Bose Corporation - “wilful intent to deceive” required to claim fraud
On 31st August 2009, in its much-anticipated decision in In Re Bose Corporation, the Court of Appeals for the Federal Circuit (CAFC) ruled that “a trademark is obtained fraudulently under the Lanham Act only if the applicant or registrant knowingly makes a false material representation with intent to deceive" the Patent and Trademark Office. The court thus overturned the Trademark Trial and Appeal Board’s (TTAB) finding of fraud against trademark owner Bose Corporation.
The TTAB found that Bose committed fraud in its Section 8 renewal of the mark WAVE for a variety of goods, including “audio tape recorders and players”. At the time the renewal was signed, Bose continued to repair (and ship back) the previously sold audio tape recorders and players to its customers, and believed this qualified as use. However, the TTAB held that this did not qualify as use in connection with the specified goods, and that the mis-statement in the renewal was not reasonable.

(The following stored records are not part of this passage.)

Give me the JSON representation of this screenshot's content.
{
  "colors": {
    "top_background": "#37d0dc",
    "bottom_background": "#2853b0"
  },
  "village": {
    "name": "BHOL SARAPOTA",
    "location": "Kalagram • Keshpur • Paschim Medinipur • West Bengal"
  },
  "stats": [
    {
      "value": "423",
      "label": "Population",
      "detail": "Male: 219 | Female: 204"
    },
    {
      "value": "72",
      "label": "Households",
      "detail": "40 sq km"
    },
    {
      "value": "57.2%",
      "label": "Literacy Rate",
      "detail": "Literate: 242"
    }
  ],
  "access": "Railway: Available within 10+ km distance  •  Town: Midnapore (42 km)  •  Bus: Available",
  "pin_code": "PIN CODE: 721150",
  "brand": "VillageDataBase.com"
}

The TTAB therefore ordered the cancellation of the WAVE registration.
Medinol standard rejected
Prior to this decision, the case of Medinol v Neuro Vasx, Inc 67 USPQ2d 1205 (TTAB 2003) set the standard in the TTAB for fraud analysis, applying what the CAFC deemed was a simple negligence standard for fraud.
Under Medinol, any material mis-statements made to the PTO during the trademark prosecution or renewal process, regardless of intent, constituted fraud and rendered the registration subject to cancellation, because the party “should have known” such statements to be false or misleading.
Bose fraud standard presents higher burden of proof
The CAFC clarified that the standard for fraud requires a “willful intent to deceive” on the part of the applicant or registrant. Proof of subjective intent to deceive is an indispensible element in the analysis which must be established by clear and convincing evidence.
This ruling will have a significant impact on the future of fraud claims in the TTAB. Since the TTAB's decision in Medinol and the application of the “should have known” standard, there was a proliferation of fraud claims for cancellation of registrations based on a party’s mis-statements regarding the use of its mark in commerce. These fraud claims were often used defensively in trademark disputes. The CAFC’s establishment of the more stringent “willful intent” standard is likely to have an impact on the success of fraud claims and perhaps the frequency of their use in TTAB proceedings.
Nevertheless, in prosecution and maintenance practice, great care should still be taken in asserting the use of a mark in commerce.